Asked if the relationship shared with both Granger and Jagdeo were quantitatively of the same strength, Gonsalves said, “I have never put them and measure them, but I can tell you I have good personal relations with David Granger and I have good personal relations with Bharrat Jagdeo. Oh that is nonsense, absolute nonsense. Whatever people want to say they will say you know, but that doesn’t mean that it has any weight or any credence.”
He said that personal attacks on him are to distract from the issue here but warned that it will not stop his or CARICOM’s position that democracy must prevail.
That democratic process he says will soon be realised. “I come from a farming community and we have a saying, is not long rope is hang cattle. Is short rope. No matter how long the rope is, it has to come short at some point. Every rope has an end you know,” he said.
Lamenting what Guyana’s citizenry has had to endure over the past four months and with regard to abuse of the judicial system where a number of cases continue to stall the delay of the declaration, Gonsalves had this to say.
“It is overbearing and it is long and I was very impressed with the formulation of the Acting Chief Justice whose judgment was appealed, who said look you can’t have multiple people coming with the same applications to the court. Basically you are relitigating the same issues. The issue of res judicata, you can’t have the process of the court being abused, you can’t have it being vexatious and frivolous. These are well established principles.”

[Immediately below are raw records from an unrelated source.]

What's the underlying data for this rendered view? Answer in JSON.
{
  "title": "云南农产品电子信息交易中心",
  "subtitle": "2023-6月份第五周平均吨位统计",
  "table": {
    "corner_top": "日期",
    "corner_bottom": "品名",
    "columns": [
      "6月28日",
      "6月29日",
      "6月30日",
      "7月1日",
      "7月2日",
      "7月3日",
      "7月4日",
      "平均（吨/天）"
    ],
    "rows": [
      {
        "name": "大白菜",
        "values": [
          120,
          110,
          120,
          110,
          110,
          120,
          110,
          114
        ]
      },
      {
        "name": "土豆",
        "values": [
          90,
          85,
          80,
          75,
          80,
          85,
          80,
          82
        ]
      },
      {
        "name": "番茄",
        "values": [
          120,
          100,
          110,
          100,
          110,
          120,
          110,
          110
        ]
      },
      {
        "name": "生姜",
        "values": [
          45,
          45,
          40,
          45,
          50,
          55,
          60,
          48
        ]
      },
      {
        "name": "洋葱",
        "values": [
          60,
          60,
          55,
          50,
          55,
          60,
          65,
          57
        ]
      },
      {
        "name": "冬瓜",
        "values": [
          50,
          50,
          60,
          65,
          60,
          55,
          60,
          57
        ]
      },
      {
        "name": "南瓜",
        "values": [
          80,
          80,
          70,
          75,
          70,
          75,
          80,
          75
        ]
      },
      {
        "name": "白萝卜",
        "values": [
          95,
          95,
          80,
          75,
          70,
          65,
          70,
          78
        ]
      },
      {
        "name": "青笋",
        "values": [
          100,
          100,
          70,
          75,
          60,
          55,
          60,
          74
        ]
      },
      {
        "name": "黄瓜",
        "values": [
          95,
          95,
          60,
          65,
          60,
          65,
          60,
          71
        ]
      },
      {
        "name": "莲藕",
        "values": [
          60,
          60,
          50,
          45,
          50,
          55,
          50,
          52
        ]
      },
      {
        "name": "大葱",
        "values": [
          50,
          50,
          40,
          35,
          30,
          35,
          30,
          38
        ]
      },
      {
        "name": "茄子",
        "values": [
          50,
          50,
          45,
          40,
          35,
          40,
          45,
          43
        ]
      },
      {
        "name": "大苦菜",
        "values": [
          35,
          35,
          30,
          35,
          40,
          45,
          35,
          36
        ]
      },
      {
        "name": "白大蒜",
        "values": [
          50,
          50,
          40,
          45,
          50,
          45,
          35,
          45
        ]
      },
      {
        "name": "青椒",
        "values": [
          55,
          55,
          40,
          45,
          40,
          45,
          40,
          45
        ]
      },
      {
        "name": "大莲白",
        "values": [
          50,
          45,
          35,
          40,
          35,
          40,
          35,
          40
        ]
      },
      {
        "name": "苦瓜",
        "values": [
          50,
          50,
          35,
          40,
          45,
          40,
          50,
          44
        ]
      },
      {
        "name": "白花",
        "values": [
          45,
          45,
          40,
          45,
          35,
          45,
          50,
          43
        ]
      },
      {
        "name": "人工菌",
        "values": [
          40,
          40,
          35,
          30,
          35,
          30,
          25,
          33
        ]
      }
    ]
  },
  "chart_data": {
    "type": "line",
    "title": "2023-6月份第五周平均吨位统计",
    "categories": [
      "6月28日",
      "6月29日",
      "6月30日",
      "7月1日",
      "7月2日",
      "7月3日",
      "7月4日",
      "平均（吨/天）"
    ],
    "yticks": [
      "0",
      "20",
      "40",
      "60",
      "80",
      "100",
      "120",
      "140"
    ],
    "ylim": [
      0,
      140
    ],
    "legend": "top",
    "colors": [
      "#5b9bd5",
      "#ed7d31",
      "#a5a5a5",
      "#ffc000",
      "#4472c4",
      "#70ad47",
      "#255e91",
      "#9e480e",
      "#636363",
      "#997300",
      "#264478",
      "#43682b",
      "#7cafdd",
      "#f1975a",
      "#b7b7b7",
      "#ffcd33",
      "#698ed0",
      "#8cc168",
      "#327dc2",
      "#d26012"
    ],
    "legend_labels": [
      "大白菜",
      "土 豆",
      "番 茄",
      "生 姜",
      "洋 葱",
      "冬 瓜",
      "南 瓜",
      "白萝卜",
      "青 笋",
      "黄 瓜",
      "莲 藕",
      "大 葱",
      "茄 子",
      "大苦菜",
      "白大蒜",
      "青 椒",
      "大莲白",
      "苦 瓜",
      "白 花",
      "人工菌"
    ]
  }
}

To Guyana, the CARICOM Chairman urges patience and peace as he believes that a declaration in favour of the electorate will soon be made.
“We will see what happen as the process unfolds. I think we are coming bit by bit to the end game. So what I would say at the moment is, let us remain at peace and at calm. Let us have patience and just recite for the moment, what the evangelicals say. Day by day sweet Jesus,” he advised.
“We will see. I understand that the court of appeal – my advice from the persons who advise me on these matters – have said there is a stay. Let us see what happens tomorrow [today],” he added.